I really wanted someone to stop and ask me what on earth I was doing riffling under a hedge collecting weeds. The straight-faced answer I had ready was "I'm a witch and need some alliaria petiolata for my cauldron".
That's not far from the truth. I read a few weeks ago that this plant (aka Jack-by-the-hedge or garlic mustard) can be used as a garlicky flavouring for lamb or salad. When I first spotted some, I excitedly rubbed some leaves but decided with some despondency that lots of imagination was needed to mistake it for garlic; it did have a distinctive flavour, not much scent, but what really grabbed my attention was that it really stained my fingers green.
That's why I've been spending some of my Easter holiday scrabbling around under hedges and boiling up leaves. Annoyingly, without much success, as it turns out. The corriedale has come out with hardly a hint of green in it.

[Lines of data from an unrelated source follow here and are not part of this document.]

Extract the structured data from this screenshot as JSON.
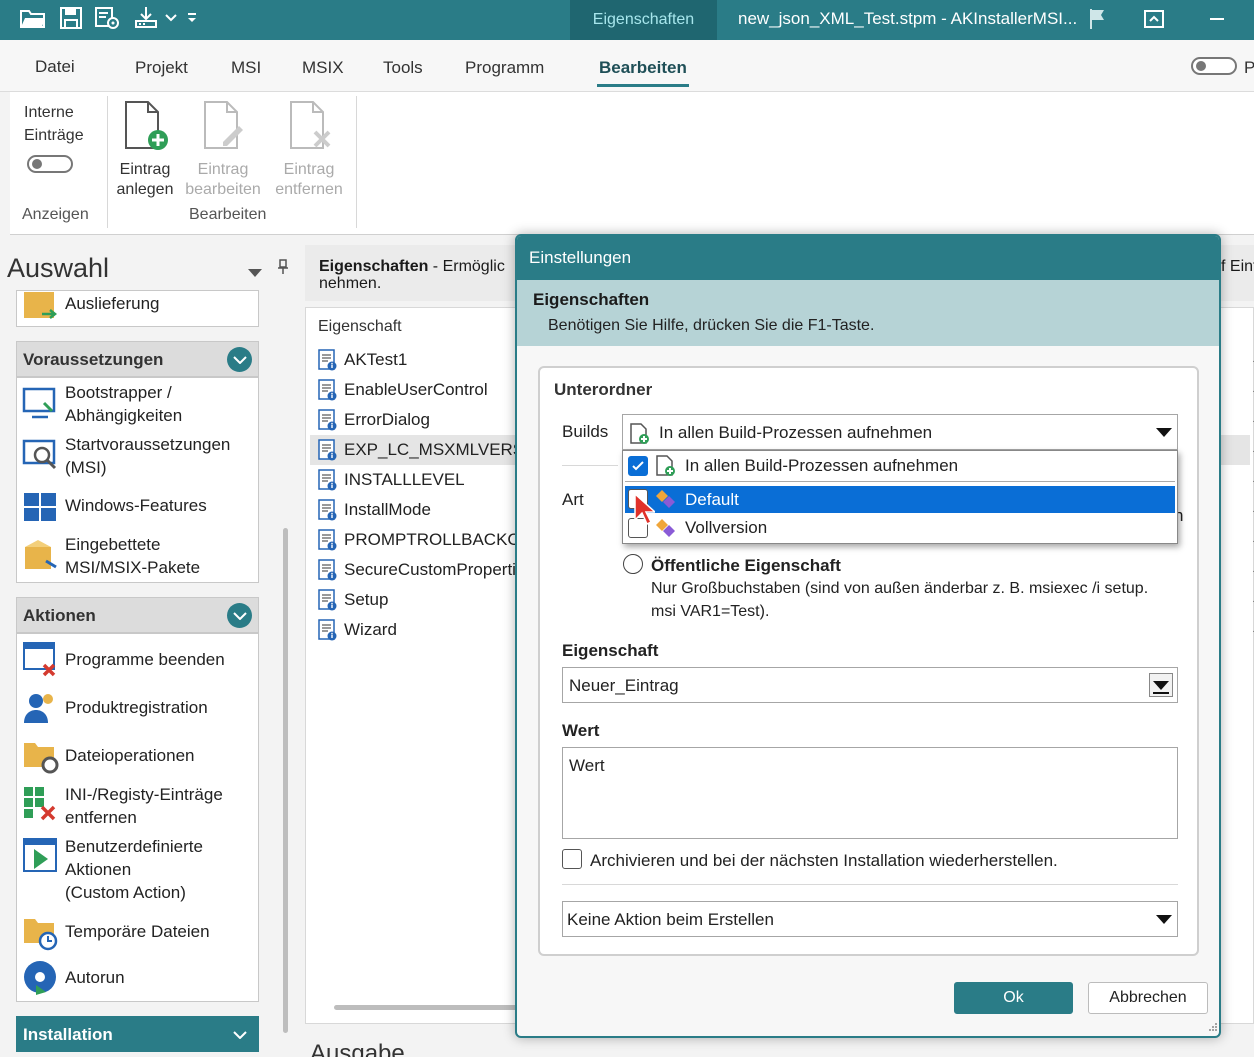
{
  "titlebar": {
    "active_tab": "Eigenschaften",
    "window_title": "new_json_XML_Test.stpm - AKInstallerMSI..."
  },
  "menu": {
    "items": [
      "Datei",
      "Projekt",
      "MSI",
      "MSIX",
      "Tools",
      "Programm",
      "Bearbeiten"
    ],
    "active": "Bearbeiten",
    "right_letter": "P"
  },
  "ribbon": {
    "interne_line1": "Interne",
    "interne_line2": "Einträge",
    "anzeigen_group": "Anzeigen",
    "eintrag_anlegen_line1": "Eintrag",
    "eintrag_anlegen_line2": "anlegen",
    "eintrag_bearbeiten_line1": "Eintrag",
    "eintrag_bearbeiten_line2": "bearbeiten",
    "eintrag_entfernen_line1": "Eintrag",
    "eintrag_entfernen_line2": "entfernen",
    "bearbeiten_group": "Bearbeiten"
  },
  "sidebar": {
    "title": "Auswahl",
    "auslieferung": "Auslieferung",
    "section_voraussetzungen": "Voraussetzungen",
    "voraussetzungen_items": [
      "Bootstrapper /\nAbhängigkeiten",
      "Startvoraussetzungen\n(MSI)",
      "Windows-Features",
      "Eingebettete\nMSI/MSIX-Pakete"
    ],
    "section_aktionen": "Aktionen",
    "aktionen_items": [
      "Programme beenden",
      "Produktregistration",
      "Dateioperationen",
      "INI-/Registy-Einträge\nentfernen",
      "Benutzerdefinierte\nAktionen\n(Custom Action)",
      "Temporäre Dateien",
      "Autorun"
    ],
    "section_installation": "Installation"
  },
  "main": {
    "header_bold": "Eigenschaften",
    "header_rest": " - Ermöglic",
    "header_line2": "nehmen.",
    "header_right": "f Einf",
    "column_header": "Eigenschaft",
    "rows": [
      "AKTest1",
      "EnableUserControl",
      "ErrorDialog",
      "EXP_LC_MSXMLVERSIO",
      "INSTALLLEVEL",
      "InstallMode",
      "PROMPTROLLBACKCO",
      "SecureCustomPropertie",
      "Setup",
      "Wizard"
    ],
    "selected_row": "EXP_LC_MSXMLVERSIO",
    "ausgabe": "Ausgabe"
  },
  "dialog": {
    "title": "Einstellungen",
    "help_title": "Eigenschaften",
    "help_text": "Benötigen Sie Hilfe, drücken Sie die F1-Taste.",
    "unterordner": "Unterordner",
    "builds_label": "Builds",
    "builds_value": "In allen Build-Prozessen aufnehmen",
    "builds_options": [
      "In allen Build-Prozessen aufnehmen",
      "Default",
      "Vollversion"
    ],
    "builds_highlighted": "Default",
    "art_label": "Art",
    "art_partial_right": "n",
    "public_property_title": "Öffentliche Eigenschaft",
    "public_property_desc1": "Nur Großbuchstaben (sind von außen änderbar z. B. msiexec /i setup.",
    "public_property_desc2": "msi VAR1=Test).",
    "eigenschaft_label": "Eigenschaft",
    "eigenschaft_value": "Neuer_Eintrag",
    "wert_label": "Wert",
    "wert_value": "Wert",
    "archive_label": "Archivieren und bei der nächsten Installation wiederherstellen.",
    "action_value": "Keine Aktion beim Erstellen",
    "ok": "Ok",
    "cancel": "Abbrechen"
  },
  "colors": {
    "accent": "#2a7c87",
    "accent_dark": "#1f6670",
    "help_band": "#b6d3d6",
    "highlight": "#0a6ed6"
  }
}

I've not given up on this. I do have a lock that I dipped in early on which has dried out looking quite green. I'm going to try again another day.
While I had the mordanted fibre in my hands, I decided to try some cammomile. I've read that the flowers give a lovely yellow colour, and I have some in the kitchen (which I sometimes use in an infuser to make a drink).

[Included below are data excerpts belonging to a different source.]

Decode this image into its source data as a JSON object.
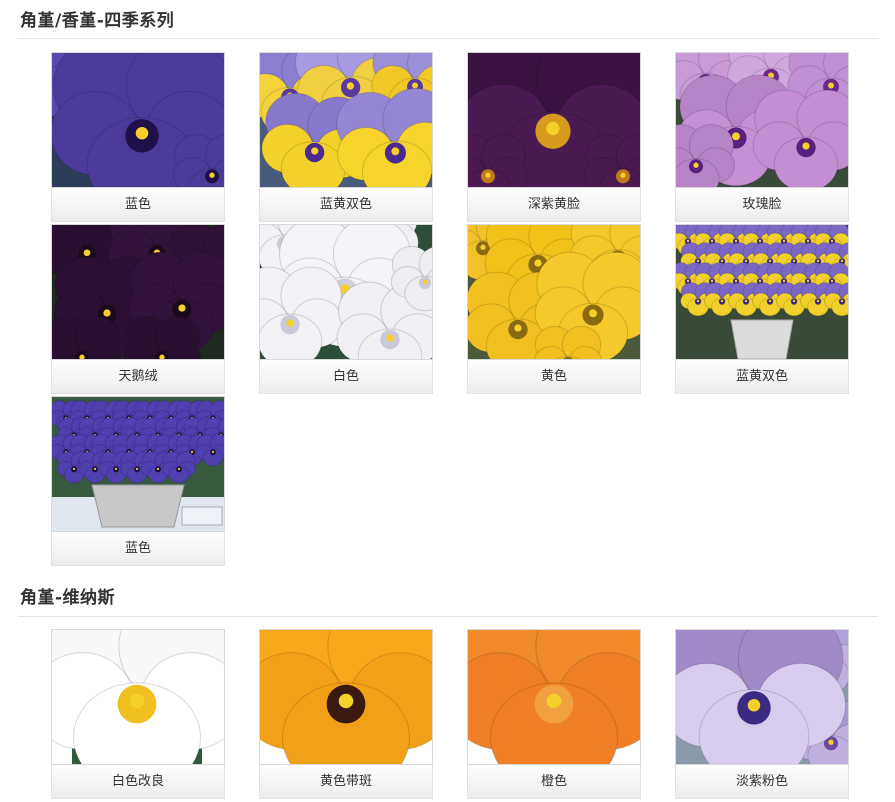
{
  "sections": [
    {
      "title": "角堇/香堇-四季系列",
      "items": [
        {
          "label": "蓝色",
          "img": "blue"
        },
        {
          "label": "蓝黄双色",
          "img": "blueyellow"
        },
        {
          "label": "深紫黄脸",
          "img": "darkpurple"
        },
        {
          "label": "玫瑰脸",
          "img": "rose"
        },
        {
          "label": "天鹅绒",
          "img": "velvet"
        },
        {
          "label": "白色",
          "img": "white"
        },
        {
          "label": "黄色",
          "img": "yellow"
        },
        {
          "label": "蓝黄双色",
          "img": "potbicolor"
        },
        {
          "label": "蓝色",
          "img": "potblue"
        }
      ]
    },
    {
      "title": "角堇-维纳斯",
      "items": [
        {
          "label": "白色改良",
          "img": "venuswhite"
        },
        {
          "label": "黄色带斑",
          "img": "venusyellow"
        },
        {
          "label": "橙色",
          "img": "venusorange"
        },
        {
          "label": "淡紫粉色",
          "img": "venuslavender"
        }
      ]
    }
  ],
  "colors": {
    "blue_petal": "#4b3a9a",
    "yellow_petal": "#f2c21b",
    "dark_purple": "#3a1240",
    "rose_petal": "#b884c8",
    "white_petal": "#f4f4f8",
    "orange_petal": "#f08a2a",
    "lavender_petal": "#a08ac8",
    "foliage": "#2e5a3a"
  }
}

The result: well, not very successful, but it is yellower than it appears in the picture. I deliberately only dipped it up to its waist in the dye, so that I'd get a mixture of the yellow, the natural white and any green which might be perceptible. When this is dry I'll spin it to see what it looks like.
I've also been playing with a turkish drop spindle (and videoing it). I've really enjoyed using it. It's nice to use - it's nice and light but spins well. The fun part is that it slips apart when you've finished spinning or plying, leaving your yarn in a neat ball.